Everyone had different questions for me when I got that tattoo. Why in the world would you get something permanent like that on your body? Did it hurt? What if you change your mind? Why your wrist? My answers were: because I wanted to experience something I could totally control, no it did not hurt – on a pain scale of 1-10 maybe a 2 when they were darkening the circles, if I change my mind it sucks to be me, and my wrist because I’m a percussionist and the wrist is what drives the drum sticks (plus I wanted to see it).
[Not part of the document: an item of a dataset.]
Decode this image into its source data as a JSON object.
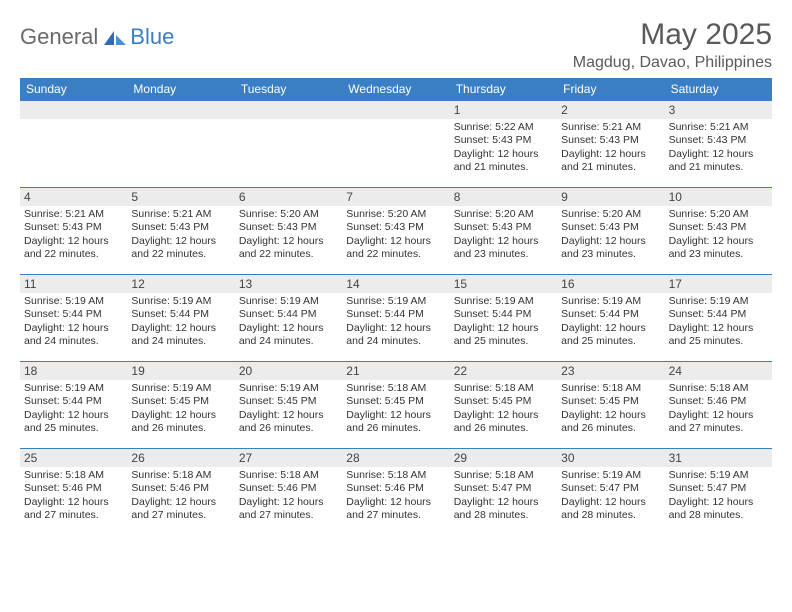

Around my 50th birthday I wanted another one so my sister gifted me the cost of the tattoo and a dinner out in downtown Raleigh. She has a couple of tattoos herself so she was supportive. It was a really nice bonding ritual for us and I’m really appreciative of her acceptance. For this tattoo I wanted something more meaningful so I went online and looked at a lot of designs. I wanted to honor my Korean grandmother by using a dragonfly. I love those insects. Once, when I was little and bored with weeding in her garden, she caught a dragonfly and tied it to a thread and then tied the other end to a post so it could fly around and I could watch it. Ever the faithful Buddhist, of course, she let it go after about an hour. It wasn’t until after her death that I discovered in Buddhism a dragonfly symbolizes a sense of self. I cried hard that day knowing Grandmother was always helping me understand myself and helping me to get through life with an abusive Mother. She was an amazing woman. I also wanted to give a nod to my birth father who was a tank mechanic in the USMC and honor my father who raised me and taught me everything I knew about car care – oil changes, transmission fluid changes, spark plug replacement, tires, brakes, you name it — he taught me to be self sufficient. Gears made sense so I got this tattoo on my right wrist:
I absolutely love this tattoo. A fantastic artist at https://www.madethelstattoo.com did everything I asked. He had not used a single needle before so I was a little apprehensive but he did a fantastic job. This one hurt on a level 4 when he was outlining with a single needle. I love Mad Ethel’s studio because it looks like a cross between a saloon and and Asian parlour. I felt strangely at home. My artist has moved on but there are many reputable artists that work at the shop and I highly recommend them if you are ever in the Raleigh, NC area.
That tattoo has a lot of meaning for me and I have absolutely no regrets getting it. I’m ready for my next one and I’ve had the design on my bathroom mirror for a couple of years. I meant to get it last year but. . . COVID. Once I have my immunization and the cases level out in my area I will head in. I’m out of wrists so I’m going to get one on my right ankle. I adore cats so I found one that I feel I can live with for the rest of my life. I guess an advantage of getting tattoos after 40 is that you don’t have to look at them for as long? LOL Why a cat tattoo you might ask? They do represent mystery, quiet intelligence and grace which I have none of. I do love cats and I think their independence while still doling out affection describes an aspect of me perfectly. Here is the tattoo I am considering. It has clean lines and I like how the cat stretches:
Do you love or hate tattoos? Do you have one and what does it mean to you? If you hate tattoos, how come? Please comment below. I love reading the comments. If you do decide to get one make sure to print the image and tape it to the bathroom wall or on the wall across from the toilet so you are sure to see it every day for several months. It helped me.